Потом послал за Ангелом и, когда его мощная фигура закрыла собой дверной проем, сказал, что едет тотчас на Моравку.

Они промчались по железобетонному мосту, связывающему старое Югне с новым кварталом за Струмой, и шофер с явным неудовольствием заворчал: чего это их несет сейчас на Моравку, когда им, по его глупому разумению, надо быть под Желтым Мелом. Торжество все-таки торжество, закончил он и недовольно смолк.

Что-то подобное он слышал вчера от секретаря. Марян пришел в кабинет, уселся, спросил, готово ли у него приветственное слово. А что, без слов нельзя, спросил он в свою очередь и посчитал, что разговор окончен. Но Генков продолжал занудно, что у него не было намерения взвешивать заслуги его и бай Тишо в строительстве теплиц, но, глядя на радость и мальчишеское нетерпение, с которым бай Тишо ждет открытия теплиц, и сравнивая с его, Сивриева, полным безразличием…

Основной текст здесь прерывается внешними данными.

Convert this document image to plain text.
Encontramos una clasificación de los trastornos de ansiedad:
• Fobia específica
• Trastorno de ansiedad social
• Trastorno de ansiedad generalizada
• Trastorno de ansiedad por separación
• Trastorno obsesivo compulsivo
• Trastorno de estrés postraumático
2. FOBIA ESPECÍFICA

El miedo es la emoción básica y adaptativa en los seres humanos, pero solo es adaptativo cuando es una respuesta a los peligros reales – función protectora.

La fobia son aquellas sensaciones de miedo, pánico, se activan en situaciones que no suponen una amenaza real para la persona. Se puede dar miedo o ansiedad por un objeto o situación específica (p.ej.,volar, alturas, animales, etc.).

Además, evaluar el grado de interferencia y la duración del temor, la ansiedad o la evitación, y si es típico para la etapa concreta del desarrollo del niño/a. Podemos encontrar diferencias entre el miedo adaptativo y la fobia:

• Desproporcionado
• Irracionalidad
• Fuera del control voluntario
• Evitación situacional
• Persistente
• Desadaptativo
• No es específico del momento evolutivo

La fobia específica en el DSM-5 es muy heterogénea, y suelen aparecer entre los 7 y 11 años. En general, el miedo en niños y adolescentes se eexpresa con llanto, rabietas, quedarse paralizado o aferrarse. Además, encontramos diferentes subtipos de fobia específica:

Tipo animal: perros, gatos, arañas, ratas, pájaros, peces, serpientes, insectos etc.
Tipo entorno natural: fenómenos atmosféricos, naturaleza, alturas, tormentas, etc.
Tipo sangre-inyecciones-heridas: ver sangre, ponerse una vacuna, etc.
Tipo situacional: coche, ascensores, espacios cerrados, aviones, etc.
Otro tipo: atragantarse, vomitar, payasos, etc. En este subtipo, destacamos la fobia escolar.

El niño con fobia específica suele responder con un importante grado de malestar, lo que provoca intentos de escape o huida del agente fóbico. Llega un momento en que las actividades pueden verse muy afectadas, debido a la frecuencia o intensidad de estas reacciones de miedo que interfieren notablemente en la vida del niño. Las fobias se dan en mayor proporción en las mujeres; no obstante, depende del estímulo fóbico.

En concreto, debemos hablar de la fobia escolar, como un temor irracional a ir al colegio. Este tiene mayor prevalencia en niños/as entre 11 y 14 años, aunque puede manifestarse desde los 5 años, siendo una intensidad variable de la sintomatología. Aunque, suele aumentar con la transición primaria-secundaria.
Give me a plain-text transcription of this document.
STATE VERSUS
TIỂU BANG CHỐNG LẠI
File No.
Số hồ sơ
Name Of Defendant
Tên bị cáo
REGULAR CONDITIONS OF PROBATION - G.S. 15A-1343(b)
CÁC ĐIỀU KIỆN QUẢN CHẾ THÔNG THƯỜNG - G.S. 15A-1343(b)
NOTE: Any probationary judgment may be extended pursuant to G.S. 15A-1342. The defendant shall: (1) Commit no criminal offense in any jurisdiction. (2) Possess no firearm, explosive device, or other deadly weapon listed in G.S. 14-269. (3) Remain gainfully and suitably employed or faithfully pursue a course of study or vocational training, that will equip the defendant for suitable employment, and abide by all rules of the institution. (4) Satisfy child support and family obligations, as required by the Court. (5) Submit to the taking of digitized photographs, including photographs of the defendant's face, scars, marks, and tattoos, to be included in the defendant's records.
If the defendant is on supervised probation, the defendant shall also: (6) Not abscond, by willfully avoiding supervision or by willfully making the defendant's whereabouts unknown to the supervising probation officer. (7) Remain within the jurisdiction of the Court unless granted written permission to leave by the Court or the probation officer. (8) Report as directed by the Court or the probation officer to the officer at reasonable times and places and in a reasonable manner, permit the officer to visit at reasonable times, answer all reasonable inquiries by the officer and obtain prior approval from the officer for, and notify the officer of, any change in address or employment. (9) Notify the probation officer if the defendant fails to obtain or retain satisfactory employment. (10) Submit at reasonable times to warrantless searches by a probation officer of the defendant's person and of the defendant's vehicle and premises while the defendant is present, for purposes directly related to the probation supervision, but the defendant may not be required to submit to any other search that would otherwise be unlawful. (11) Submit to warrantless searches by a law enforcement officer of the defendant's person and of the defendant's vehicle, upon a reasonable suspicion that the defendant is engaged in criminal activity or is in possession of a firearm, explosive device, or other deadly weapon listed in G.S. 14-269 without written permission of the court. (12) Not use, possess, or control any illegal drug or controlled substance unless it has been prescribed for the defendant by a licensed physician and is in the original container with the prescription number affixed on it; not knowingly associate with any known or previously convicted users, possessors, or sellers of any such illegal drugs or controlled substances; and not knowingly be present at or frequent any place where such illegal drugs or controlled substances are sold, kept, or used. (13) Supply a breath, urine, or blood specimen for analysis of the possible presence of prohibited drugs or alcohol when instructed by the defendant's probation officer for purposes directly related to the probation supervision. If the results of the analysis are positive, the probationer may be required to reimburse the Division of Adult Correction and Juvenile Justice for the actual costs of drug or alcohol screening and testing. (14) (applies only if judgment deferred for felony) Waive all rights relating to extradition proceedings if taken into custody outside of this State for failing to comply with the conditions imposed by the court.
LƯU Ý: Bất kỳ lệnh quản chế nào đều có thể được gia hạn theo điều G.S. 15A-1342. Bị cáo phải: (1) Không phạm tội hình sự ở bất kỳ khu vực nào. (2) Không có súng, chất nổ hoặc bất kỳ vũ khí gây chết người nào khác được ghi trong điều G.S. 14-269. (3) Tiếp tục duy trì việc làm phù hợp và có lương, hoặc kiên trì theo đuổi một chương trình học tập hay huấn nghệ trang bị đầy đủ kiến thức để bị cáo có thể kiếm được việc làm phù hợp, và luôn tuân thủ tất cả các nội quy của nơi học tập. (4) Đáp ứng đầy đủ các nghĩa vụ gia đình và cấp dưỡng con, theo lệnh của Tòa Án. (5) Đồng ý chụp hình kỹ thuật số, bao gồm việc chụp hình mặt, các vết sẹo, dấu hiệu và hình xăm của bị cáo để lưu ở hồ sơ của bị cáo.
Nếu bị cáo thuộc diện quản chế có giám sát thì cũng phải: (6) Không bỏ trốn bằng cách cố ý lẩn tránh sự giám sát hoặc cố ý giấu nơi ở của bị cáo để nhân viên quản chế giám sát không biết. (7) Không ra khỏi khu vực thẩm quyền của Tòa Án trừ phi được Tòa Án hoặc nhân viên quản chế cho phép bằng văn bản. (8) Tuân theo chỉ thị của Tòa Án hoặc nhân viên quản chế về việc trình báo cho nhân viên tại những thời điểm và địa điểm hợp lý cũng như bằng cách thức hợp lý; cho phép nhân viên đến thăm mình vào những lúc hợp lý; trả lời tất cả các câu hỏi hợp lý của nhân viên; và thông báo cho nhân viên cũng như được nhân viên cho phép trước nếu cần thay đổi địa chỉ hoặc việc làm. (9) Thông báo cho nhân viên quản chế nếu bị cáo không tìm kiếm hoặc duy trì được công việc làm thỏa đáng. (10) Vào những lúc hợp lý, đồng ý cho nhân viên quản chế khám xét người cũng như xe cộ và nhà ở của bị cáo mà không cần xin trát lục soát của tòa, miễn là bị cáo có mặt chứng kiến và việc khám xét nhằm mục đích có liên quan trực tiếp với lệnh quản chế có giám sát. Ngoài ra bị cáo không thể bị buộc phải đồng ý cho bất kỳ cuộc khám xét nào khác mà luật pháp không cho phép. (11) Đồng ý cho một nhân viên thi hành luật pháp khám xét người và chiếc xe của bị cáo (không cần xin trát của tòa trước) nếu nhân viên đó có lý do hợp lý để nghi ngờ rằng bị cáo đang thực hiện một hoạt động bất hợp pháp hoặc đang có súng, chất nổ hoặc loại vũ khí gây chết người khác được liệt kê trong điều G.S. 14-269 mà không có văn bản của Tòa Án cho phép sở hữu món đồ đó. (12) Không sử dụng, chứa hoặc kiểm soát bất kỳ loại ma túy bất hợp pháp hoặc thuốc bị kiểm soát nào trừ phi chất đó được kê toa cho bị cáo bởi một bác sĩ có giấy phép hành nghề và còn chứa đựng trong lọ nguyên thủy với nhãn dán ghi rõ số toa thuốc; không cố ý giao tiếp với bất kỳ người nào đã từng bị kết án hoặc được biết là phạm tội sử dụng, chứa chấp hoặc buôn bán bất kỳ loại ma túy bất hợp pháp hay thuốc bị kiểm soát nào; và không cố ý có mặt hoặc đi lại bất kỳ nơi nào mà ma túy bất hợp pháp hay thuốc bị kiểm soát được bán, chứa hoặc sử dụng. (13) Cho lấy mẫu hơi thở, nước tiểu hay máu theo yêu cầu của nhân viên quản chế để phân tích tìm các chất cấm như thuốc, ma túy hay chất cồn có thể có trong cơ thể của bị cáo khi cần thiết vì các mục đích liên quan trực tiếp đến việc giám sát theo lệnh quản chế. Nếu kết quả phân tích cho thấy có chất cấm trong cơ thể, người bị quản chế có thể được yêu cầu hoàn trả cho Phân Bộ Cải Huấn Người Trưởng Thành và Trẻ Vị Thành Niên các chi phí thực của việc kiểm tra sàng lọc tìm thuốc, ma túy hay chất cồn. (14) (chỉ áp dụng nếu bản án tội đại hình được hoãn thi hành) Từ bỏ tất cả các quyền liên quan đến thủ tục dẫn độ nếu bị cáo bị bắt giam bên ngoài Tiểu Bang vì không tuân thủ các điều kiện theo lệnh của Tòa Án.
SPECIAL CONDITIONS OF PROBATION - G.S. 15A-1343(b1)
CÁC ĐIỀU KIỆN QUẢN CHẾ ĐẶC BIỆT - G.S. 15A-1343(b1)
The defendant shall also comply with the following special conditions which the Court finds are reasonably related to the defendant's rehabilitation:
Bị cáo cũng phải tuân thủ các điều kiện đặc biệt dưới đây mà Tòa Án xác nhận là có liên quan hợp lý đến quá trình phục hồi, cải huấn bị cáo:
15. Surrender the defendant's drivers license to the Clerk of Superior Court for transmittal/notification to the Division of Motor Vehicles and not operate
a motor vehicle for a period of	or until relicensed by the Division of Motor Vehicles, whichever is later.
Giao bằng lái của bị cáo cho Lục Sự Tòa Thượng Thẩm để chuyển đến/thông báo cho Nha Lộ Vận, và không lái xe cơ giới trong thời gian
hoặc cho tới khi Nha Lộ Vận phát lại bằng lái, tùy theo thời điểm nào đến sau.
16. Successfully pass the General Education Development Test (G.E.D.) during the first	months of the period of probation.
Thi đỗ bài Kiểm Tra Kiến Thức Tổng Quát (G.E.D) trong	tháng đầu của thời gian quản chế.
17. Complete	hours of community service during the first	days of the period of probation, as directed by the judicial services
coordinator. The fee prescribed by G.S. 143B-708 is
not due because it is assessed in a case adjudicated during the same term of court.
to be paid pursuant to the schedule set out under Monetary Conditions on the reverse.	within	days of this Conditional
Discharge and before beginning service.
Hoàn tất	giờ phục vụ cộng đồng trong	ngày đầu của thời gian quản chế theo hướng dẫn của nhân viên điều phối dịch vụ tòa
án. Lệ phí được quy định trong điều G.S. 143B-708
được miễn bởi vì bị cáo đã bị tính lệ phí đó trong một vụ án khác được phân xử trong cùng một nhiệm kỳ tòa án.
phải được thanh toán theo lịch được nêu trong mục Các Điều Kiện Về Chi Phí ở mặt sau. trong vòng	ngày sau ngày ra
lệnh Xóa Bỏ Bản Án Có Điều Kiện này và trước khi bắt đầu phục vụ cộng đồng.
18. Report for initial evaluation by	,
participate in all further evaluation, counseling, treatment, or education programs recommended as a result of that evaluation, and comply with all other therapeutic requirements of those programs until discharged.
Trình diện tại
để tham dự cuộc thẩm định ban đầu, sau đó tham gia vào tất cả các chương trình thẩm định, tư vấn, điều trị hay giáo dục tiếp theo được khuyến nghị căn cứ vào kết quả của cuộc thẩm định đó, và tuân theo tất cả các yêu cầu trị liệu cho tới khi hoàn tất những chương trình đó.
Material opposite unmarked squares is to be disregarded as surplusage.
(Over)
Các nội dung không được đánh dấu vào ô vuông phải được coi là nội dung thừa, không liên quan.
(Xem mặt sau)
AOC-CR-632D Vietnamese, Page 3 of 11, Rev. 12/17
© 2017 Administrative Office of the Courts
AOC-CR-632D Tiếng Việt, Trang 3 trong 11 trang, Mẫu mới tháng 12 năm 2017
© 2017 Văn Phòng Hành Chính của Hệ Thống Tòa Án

Он всегда думал, что хорошо в пути иметь рядом такого человека, как Марян, уравновешенного, спокойного и в то же время твердого, непреклонного. Но при этом не слушать, не слышать его донельзя утомительного голоса. Он и вчера не выдержал и прервал секретаря фразой, ничего не значащей: «Разные люди — разные идеалы». А тот гнул свое: «Скажем, пошел… куда-нибудь… и настал день — приходишь. Надо же сказать тем, кто пошел с тобой, — пришли!» — «Меня больше волнует старт, отчасти сам путь, а что дошли, так это нормально». — «Даже если так, — продолжал цедить слова секретарь, будто они не рождались в его собственной голове, а кто-то не спеша вкладывал их в него, — даже если так, в чем я весьма сомневаюсь… Разделенная радость всегда побуждает… Хорошо, пусть бай Тишо, как человек, умеющий радоваться завершению пути… произнесет приветственное слово. Тебе, я вижу, все равно, а ему радость».